Design
Pioneer: Swiss-Italian style
LORA LAMM
B. 1928
Switzerland
Graphic
designer
Lora Lamm
B. 1928
Switzerland
Graphic designer
Lora Lamm studied graphic design from 1946 to 1951 under instructors including Johannes Itten, Ernst Keller and Ernst Gubler at the School of Arts and Crafts in Zurich. With her studies complete and a few initial appointments behind her, she was drawn to Milan, a city flourishing in the post-war economic boom. She started out at Studio Boggeri, where other well-regarded Swiss designers also worked, before moving to Panettone Motta Milano as a packaging designer. In 1954, on the recommendation of the Swiss graphic designer Max Huber, she switched to the advertising department of the celebrated Milanese department store La Rinascente, standing in shortly thereafter for the chief designer with responsibility for design and production of the in-house magazine Cronache. She rapidly imposed her own design visions and attracted a new female clientele to La Rinascente.

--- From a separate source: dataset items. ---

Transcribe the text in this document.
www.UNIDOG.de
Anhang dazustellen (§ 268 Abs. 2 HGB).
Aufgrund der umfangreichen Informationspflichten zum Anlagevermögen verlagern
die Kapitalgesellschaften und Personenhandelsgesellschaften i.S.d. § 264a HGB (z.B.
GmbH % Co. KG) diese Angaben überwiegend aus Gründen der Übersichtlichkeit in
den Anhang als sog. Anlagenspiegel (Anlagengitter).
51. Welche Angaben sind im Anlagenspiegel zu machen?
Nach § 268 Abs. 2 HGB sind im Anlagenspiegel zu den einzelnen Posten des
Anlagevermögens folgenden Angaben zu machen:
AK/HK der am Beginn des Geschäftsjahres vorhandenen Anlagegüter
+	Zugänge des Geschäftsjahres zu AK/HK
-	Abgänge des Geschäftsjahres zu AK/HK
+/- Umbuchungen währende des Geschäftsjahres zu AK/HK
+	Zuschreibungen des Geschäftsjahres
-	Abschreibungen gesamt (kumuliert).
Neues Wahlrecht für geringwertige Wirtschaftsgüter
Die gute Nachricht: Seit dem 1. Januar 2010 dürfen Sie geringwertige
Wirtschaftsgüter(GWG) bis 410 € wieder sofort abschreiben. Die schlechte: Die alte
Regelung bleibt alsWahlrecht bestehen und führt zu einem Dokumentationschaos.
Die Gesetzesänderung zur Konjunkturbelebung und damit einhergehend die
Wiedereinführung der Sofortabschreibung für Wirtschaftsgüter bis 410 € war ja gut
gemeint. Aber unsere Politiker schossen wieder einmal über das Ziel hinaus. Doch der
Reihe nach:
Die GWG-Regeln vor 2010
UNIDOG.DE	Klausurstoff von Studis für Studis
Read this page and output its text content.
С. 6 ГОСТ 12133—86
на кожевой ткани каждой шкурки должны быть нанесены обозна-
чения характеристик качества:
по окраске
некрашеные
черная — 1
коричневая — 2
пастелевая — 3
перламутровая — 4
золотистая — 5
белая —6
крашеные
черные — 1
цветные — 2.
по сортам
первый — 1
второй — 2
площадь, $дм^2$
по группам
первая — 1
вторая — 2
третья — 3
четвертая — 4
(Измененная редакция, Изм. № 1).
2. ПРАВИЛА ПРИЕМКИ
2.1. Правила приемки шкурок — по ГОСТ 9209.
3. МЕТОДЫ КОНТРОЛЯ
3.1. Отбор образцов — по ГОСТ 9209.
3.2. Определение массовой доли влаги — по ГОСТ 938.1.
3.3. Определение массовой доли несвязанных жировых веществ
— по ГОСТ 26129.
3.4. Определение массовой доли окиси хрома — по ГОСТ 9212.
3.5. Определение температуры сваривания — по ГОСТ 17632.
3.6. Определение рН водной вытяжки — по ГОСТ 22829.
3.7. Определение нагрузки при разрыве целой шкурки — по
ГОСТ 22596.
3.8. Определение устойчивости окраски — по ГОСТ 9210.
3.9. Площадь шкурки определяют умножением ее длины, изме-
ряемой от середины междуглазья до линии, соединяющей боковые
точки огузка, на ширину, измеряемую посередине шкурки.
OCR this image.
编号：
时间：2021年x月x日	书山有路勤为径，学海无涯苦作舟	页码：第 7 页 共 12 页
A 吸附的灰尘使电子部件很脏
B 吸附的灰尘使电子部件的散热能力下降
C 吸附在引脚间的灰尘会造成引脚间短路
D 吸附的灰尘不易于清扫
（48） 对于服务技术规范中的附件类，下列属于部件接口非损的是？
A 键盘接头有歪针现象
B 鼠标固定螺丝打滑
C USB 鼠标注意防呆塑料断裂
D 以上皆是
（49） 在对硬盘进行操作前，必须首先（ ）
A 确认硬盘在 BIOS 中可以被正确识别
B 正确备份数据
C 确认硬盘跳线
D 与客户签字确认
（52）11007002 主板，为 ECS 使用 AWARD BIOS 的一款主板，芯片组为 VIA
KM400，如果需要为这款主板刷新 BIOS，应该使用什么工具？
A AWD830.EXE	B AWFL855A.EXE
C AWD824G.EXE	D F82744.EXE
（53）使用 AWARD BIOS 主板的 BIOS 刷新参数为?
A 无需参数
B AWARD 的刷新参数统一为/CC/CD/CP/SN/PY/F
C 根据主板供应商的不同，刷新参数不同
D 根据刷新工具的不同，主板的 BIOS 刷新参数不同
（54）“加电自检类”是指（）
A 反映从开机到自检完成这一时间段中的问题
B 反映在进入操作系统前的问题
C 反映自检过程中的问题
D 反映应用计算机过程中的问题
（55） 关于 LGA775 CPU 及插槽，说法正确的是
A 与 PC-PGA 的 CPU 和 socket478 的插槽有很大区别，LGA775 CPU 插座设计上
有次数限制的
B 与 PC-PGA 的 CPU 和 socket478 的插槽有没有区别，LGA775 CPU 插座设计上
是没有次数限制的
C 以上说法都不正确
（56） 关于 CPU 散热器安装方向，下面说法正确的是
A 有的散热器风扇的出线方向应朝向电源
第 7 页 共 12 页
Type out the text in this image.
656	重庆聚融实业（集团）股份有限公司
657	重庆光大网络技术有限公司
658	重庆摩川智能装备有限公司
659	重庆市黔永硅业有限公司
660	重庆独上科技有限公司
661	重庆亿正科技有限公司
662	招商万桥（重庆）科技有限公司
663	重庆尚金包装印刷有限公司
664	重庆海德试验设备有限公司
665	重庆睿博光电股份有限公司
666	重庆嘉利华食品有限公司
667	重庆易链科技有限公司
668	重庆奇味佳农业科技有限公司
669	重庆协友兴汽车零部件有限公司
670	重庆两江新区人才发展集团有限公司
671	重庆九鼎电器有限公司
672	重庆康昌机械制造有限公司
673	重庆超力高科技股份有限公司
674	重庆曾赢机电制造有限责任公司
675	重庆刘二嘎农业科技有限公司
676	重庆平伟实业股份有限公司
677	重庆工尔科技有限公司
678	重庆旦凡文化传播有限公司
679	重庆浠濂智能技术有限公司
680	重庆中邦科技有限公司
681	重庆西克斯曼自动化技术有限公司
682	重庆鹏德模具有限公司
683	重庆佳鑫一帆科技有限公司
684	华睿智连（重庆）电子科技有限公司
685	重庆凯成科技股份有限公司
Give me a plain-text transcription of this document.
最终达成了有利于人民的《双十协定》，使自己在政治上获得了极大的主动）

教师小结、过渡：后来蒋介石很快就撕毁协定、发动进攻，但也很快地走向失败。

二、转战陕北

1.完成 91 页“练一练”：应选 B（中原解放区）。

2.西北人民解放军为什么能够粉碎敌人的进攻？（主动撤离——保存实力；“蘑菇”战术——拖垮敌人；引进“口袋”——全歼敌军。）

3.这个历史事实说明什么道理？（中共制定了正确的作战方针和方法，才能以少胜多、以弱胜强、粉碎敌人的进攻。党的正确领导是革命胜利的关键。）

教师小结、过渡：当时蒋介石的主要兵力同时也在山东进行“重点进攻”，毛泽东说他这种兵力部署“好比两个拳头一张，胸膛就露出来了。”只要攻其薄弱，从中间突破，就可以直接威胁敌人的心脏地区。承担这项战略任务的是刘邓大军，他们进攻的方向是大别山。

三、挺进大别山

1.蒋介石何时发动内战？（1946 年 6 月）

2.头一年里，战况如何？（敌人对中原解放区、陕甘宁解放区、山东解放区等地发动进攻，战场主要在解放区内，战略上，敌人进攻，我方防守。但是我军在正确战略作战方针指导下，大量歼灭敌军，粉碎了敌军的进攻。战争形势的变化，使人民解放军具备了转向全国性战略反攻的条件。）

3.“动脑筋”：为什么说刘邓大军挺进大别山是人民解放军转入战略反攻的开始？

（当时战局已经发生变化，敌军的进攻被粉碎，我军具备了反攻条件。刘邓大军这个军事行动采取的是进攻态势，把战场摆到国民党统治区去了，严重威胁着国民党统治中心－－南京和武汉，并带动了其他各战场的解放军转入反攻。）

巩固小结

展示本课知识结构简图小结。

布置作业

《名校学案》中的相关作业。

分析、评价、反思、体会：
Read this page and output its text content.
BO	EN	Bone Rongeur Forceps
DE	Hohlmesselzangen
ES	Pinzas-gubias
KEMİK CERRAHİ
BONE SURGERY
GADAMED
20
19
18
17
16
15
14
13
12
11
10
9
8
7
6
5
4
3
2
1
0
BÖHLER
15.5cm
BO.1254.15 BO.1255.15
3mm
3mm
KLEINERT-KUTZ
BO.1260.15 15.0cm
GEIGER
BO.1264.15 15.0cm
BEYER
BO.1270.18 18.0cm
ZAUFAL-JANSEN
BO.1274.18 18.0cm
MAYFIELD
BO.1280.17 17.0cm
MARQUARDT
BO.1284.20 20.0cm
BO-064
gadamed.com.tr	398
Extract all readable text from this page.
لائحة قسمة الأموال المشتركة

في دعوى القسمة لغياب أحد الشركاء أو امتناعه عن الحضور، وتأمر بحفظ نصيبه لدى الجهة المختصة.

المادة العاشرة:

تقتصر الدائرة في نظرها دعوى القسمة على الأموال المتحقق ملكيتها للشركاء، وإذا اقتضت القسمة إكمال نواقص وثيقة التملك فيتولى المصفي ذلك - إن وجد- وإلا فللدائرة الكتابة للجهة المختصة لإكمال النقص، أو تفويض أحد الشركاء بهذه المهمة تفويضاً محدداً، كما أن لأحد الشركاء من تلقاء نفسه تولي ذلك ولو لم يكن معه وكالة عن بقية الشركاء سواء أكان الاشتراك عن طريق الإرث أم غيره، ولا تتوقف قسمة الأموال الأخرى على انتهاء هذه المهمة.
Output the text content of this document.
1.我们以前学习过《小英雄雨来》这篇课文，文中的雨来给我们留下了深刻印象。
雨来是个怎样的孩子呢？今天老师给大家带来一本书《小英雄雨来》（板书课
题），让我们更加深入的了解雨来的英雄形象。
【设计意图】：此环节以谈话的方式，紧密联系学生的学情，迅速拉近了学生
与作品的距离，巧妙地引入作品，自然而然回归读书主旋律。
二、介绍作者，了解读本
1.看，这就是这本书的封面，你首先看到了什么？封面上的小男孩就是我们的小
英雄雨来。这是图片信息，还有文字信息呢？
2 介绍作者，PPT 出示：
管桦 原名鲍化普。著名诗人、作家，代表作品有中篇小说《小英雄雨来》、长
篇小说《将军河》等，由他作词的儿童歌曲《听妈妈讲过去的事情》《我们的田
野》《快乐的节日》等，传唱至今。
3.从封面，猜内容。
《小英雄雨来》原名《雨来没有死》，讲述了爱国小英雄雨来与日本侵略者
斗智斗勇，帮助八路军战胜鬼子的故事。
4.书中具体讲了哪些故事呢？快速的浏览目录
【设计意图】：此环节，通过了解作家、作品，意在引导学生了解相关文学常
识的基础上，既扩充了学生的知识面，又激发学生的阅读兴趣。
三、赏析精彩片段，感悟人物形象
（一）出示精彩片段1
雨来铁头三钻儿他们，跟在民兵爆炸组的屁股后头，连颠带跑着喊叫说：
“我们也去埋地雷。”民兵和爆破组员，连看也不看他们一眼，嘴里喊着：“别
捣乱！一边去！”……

With her experimental use of photography, illustration and typography - inspired partly by examples of graphic design at international department stores in New York and Tokyo - she defines the imagery of the fashion world to this day. From 1958 onwards, Lamm worked freelance for La Rinascente and the associated department store Upim. This enabled her to continue working independently for other clients such as Pirelli, Elizabeth Arden, Niggi and Latte Milano. Lamm returned to Zurich in 1963, joining the advertising agency Frank C. Thiessing as a partner shortly afterwards.